Asian stocks fall as Japan’s growth stalls
Asian shares fell on Monday after data showed Japan’s economic growth stalled in the second quarter, adding to worries that a global recovery is quickly faltering and prompting investors to sell riskier assets.
Japan’s economy expanded just 0.1 percent in the quarter to June, far less than the 0.6 percent analysts had expected, as export growth moderated and a recovery in consumption driven by government stimulus ran out of steam.
Slowing growth in its key export destinations such as the United States and China and an uneven recovery in Europe are clouding the outlook further.
“The GDP figures were bad, especially for what it suggests about deflation,” said Nagayuki Yamagishi, a strategist at Mitsubishi UFJ Morgan Stanley Securities.
Economists polled by Reuters expect Japan’s economy to slow further in coming quarters, with some predicting a double-dip recession, and the yen’s recent rise to 15-year highs against the dollar is likely to add pressure on exports.
Japan’s Nikkei .N225 fell 0.9 percent, weighing on the rest of the region, though technical charts showed it was approaching oversold levels, suggesting it may be due for a rebound.
The MSCI share index for Asia excluding Japan .MIAPJ0000PUS shed a similar amount as investors worried that a clutch of U.S. economic data this week would show further signs of weakness in its economy.
The index lost nearly 2.9 percent last week on growing concerns about the global recovery, its worse performance in six weeks.
The flight from risky assets boosted the yen against major currencies and sent more buyers into government bonds as investors looked for safe havens.
The dollar fell 0.4 percent 85.81 yen and the euro shed half of a percent to 109.39 yen.
Most investors doubted a direct market intervention by the Bank of Japan was on the cards and argued instead the central bank may opt for more quantitative easing to support growth.
The dollar stayed broadly firm against a basket of currencies .DXY, briefly touching its highest since July 23.
Japanese government bond futures hit their highest in more than seven years, with September 10-year futures rising 0.19 point at 142.58, after advancing as high as 142.62, their highest since June 2003.
South Korean shares .KS11 fell 0.8 percent, led by technology exporters and banking stocks including LG Electronics Inc (066570.KS) and KB Financial Group Inc (105560.KS) as traders awaited data on U.S. industrial production and earnings from key U.S. retailers for further clues on corporate and consumer demand.

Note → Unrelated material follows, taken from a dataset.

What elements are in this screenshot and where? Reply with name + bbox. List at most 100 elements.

“Concern about the economy is fueling foreign selling. We are also seeing substantial program selling as the economic and stock market outlooks grow more uncertain,” said Lee Sun-yeb, a market analyst at Shinhan Investment Corporation in Seoul.
Gold gained $4 to $1,218.65 an ounce, its strongest in more than a month, as pessimism about the global economic recovery pushed equities down, though a firmer U.S. dollar could cap further gains.
U.S. crude hovered near $75.43 a barrel, after suffering its worst week weekly performance in six weeks.